There was one food highlight on the trip. We had a very special treat on our last night. Matt cooked us a traditional Botswanan meal of Seswang and Papa. Locals call it Seswang and Pop. It’s like shredded cooked beef with white corn meal polenta. It was really tasty and FUN to eat with our hands! See recipe below.
Even though we didn’t actually sign up to be Bushmen and forego the basic comforts of daily life I’m so happy I had the experience of living in the bush for six days. I might not have met Max the courageous and playful or been a part of Oddie and Matt’s infectious laughter. I’d like to do another safari and complete the BIG FIVE list. Lion, Buffalo, Elephant, Rhino and Leopard. Will I camp or plunge? Hopefully both.
Matt’s Recipe for Seswang and Papa
You eat this dish with your hands. First take a bit of pop and mold it into a strip shape like a sushi chef and then dip the pop into your shredded beef so you get the beef to stick onto the pop. Then it goes in your mouth.

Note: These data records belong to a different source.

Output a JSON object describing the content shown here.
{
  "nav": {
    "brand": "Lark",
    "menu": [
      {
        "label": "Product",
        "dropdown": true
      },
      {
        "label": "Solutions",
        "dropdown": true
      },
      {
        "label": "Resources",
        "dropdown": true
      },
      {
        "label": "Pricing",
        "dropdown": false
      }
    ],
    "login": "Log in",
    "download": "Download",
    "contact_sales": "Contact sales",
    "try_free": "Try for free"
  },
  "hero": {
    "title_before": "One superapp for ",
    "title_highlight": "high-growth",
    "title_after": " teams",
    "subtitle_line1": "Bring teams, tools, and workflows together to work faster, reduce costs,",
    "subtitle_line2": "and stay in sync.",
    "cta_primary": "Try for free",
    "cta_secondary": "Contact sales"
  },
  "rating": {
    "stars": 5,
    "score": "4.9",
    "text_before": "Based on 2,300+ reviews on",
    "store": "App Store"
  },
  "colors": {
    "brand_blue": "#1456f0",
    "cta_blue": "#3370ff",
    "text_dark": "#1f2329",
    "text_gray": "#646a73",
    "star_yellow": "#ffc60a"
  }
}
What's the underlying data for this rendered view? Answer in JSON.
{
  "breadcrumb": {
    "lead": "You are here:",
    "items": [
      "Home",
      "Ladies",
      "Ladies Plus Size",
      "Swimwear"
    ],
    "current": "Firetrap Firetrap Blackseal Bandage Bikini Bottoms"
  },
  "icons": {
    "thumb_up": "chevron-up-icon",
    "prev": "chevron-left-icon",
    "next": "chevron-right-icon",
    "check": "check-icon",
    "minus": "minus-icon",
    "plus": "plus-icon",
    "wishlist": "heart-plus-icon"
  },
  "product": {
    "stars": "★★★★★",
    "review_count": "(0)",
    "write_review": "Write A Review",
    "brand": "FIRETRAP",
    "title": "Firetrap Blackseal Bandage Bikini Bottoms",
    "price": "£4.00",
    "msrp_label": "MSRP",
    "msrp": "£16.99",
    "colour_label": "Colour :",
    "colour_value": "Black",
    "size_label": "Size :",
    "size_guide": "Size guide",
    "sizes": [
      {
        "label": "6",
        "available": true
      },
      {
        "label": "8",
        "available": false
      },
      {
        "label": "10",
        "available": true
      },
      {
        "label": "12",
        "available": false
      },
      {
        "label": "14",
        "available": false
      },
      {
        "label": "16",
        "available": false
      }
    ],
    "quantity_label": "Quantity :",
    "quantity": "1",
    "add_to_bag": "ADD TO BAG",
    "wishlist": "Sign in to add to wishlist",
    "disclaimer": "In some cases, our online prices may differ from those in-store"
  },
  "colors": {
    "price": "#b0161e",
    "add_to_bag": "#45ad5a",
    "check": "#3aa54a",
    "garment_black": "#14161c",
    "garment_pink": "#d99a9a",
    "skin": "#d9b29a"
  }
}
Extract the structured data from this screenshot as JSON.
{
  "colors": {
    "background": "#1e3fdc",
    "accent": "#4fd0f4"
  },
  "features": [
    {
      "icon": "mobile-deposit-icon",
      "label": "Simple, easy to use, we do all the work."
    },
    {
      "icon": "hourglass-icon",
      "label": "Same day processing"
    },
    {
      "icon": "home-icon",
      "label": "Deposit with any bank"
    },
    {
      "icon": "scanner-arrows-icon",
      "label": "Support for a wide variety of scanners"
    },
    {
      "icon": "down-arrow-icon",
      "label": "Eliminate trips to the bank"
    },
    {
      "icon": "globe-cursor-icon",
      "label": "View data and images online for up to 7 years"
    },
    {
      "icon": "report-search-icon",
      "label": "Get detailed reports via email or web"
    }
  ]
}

These steps were dictated to me by Matt. It hasn’t been tested yet at home so there might need to be some tweaking.
1. Salt shredded beef and cook on very low heat for 3 hours. Add a little vegetable oil. You want the beef to dry out. Don’t stir too much until the beef is dry and then stir.
2. Put water in pot and bring to boil (not sure how much water)
3. In separate bowl, stir together a ¼ litre cold water and 4 tablespoons white corn powder (white maize).
4. Stir cold water and maize mixture into boiling water
5. Let boil for 3 minutes and don’t stir
6. Add more maize for desired texture – should be like polenta
7. Lower head and cover for 4-5 minutes
8. Uncover and stir well.
9. Serve shredded beef on the side of papa. Enjoy.